If space is an issue, you can remove degrees that don’t add additional value: e.g. removing high school or an associates degree after you’ve received a bachelors. I would generally keep the bachelors in there if you’ve gone on to get a graduate degree and show both, but if space becomes an issue, you could consider dropping it.
Technical skills:
The most common technical skill I see in data science interviews by far is SQL. But, it doesn’t take a lot to learn the basics, which I describe on my tiktok channel @jonathan.interviews. Make sure you have this in multiple places on your resume.
After that, I organize a few different skills: coding and production skills on one line (you may learn spark, airflow, and git commands on the job but most entry-level analyst and DS roles shouldn’t require these). Then other lines for different paths in data science: experimentation, machine learning. You could also have a line for more engineering-related items if you’re more in the data science engineering track.
Career Experience:
Career experience is where I see the most mistakes in resumes. In general, if you’re going for data science and data analyst roles, you want to demonstrate:
- Technical skills,
- Business acumen and communication,
- Impact
Minimize the use of vague things that could be read as not requiring a technical skillset. For example, “responsible for communicating with multiple stakeholders” could be interpreted positively as explaining technical concepts and business impacts to department leads, or negatively as having a few zoom calls and summarizing descriptive statistics.
As in interviews, your career experience should attempt to follow the STAR method as much as possible: Situation-Task-Action-Result.
Consider the previous example, “responsible for communicating with multiple stakeholders,” which I’ve seen in many resumes. What exactly was the problem the candidate was trying to solve? What did they do, and what was the impact? As an interviewer or recruiter, I have no idea from this line what the applicant was working on.

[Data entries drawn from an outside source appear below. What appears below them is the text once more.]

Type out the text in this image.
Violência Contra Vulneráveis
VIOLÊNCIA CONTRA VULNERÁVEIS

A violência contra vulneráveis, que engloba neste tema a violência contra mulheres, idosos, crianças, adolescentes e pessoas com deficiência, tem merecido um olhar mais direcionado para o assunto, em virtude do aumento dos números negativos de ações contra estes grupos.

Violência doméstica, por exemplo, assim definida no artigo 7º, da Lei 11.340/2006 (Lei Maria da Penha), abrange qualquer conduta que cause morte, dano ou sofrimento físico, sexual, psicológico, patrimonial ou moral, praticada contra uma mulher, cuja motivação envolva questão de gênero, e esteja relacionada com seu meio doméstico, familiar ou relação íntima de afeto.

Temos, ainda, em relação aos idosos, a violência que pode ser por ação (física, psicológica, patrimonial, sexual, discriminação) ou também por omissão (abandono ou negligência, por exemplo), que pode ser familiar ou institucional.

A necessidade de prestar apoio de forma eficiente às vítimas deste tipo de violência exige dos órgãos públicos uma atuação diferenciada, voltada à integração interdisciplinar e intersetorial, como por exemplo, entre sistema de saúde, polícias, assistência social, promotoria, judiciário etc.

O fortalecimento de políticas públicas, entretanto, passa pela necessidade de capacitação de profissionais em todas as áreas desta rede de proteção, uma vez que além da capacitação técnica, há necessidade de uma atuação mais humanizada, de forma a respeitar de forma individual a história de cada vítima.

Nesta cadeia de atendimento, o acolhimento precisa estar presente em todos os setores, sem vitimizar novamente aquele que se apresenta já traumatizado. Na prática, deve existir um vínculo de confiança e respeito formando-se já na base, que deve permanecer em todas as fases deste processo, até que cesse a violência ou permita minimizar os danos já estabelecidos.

Compare that to an example in the resume template: “Designed and analyzed experiments to estimate the impact of repricing legacy free products, driving $2.5 million incremental revenue per year.” We know the situation: products were free and now the business is considering repricing these products. The task was to estimate the impact of a repricing. The action was designing and analyzing an experiment, and the result was a meaningful increase in revenue for the company.
Personal Projects:
There is a vast difference between classroom and practical experience. Relevant practical experience provides the most confidence for interviewers that you can do the job well if you’ve done it before. In the case where you have limited related career experience, you can and should bolster your credentials with projects.
If you’re currently in a master’s program and considering a capstone project, expect that discussing this project may be the bulk of your interviews, so choose one that you’ll be excited to talk about and demonstrates a relevant skill set.
Presentations and Publications:
Relevant mostly for PhDs, but if you’ve presented work in conferences or had publications, this is often worth listing. Even if less relevant, presentations and publications suggest that you’ve been able to gain a level of expertise in your focus of study, which is a great signal.
Hobbies, Activities, and Leadership:
This tends to be more relevant for recent undergraduates, but if your resume is scant and you have some interesting leadership roles or passionate hobbies and activities, this can be worthwhile to add. It may demonstrate soft skills that you can be a team player for example, or simply provide a casual talking point to break the ice with interviewers.
This may be less useful for larger companies: some tech companies standardize interview questions to remove potential biases, but smaller companies may have higher appreciation for personal connections.